Son dos cuerpos de edificio. En el primero, más grande, venden propiamente comestibles, alrededor de la pila del centro flores, y en los costados, ropa, zarapes de brillante colorido, barrillería y del otro lado los numerosos artefactos de jarcia: hamacas, morrales, redes, cinchos, anqueras y todo lo necesario para montura. El otro edificio es principalmente para loza: loza prieta, aquí la preferida, loza de color natural, loza vidriada, verde o color vino, o loza policromada como la de talavera. Campanitas negras de sonido metálico, candeleros para altares, braserillos de tres pies para quemar copal, ollas de todas formas y tamaños, redondas, ovoideas, justiformes. Jardineras agujereadas, para colgarlas del techo de los corredores y en las que las plantas penden como ahorcados; coladoras que son iguales pero con agujeros más chicos. Juguetes de formas estrafalarias, elefantes prehistóricos, manatíes y tortugas con el lomo todo áspero para sembrarles chía y que tengan una enmarañada cabellera del Viernes del Dolores en el altar joyoso, entre globos de cristal llenos de agua teñida y naranjas adornadas con oro volador. Monos negros con un gesto perpetuo. Legiones de santos de barro; toda una procesión con sus imágenes, sus portadores y sus penitentes, como los de Sevilla.

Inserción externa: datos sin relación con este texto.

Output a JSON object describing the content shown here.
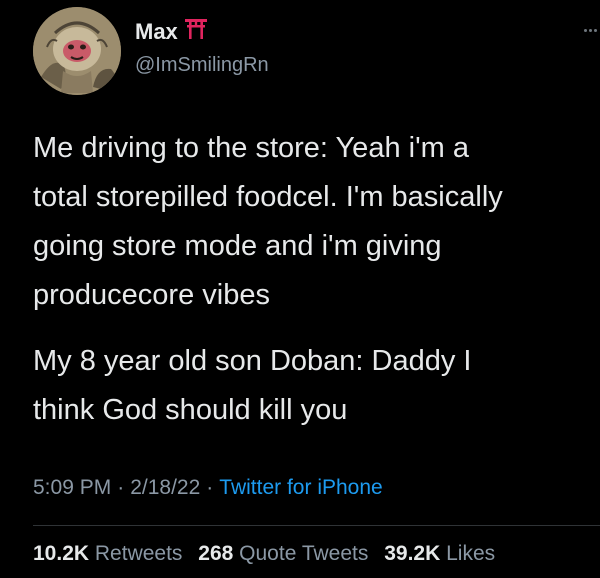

En la Soledad, virgen castiza, en mil retratos caricaturescos; el señor de las peñas, imagen muy venerada en el pueblo de Etla; el Señor del Rescate, la Dolorosa, el Señor que ponen en el aposentillo, el Señor atado en la Columna, el Señor en Paciencia. Luego el Calvario: Jesús, los dos ladrones, San Juan y la Magdalena; los judíos de casco alemán y un ángel con el lienzo de la Verónica. La Resurrección: Cristo con su bandera roja y otro ángel que anuncia el milagro. Todo en figuras de dos pulgadas pintadas a lo vivo, con fuertes colores, con intenso sabor popular. ¿no son estos santos iguales a los que adornan la capilla del Rosario, al lado del templo de Santo Domingo?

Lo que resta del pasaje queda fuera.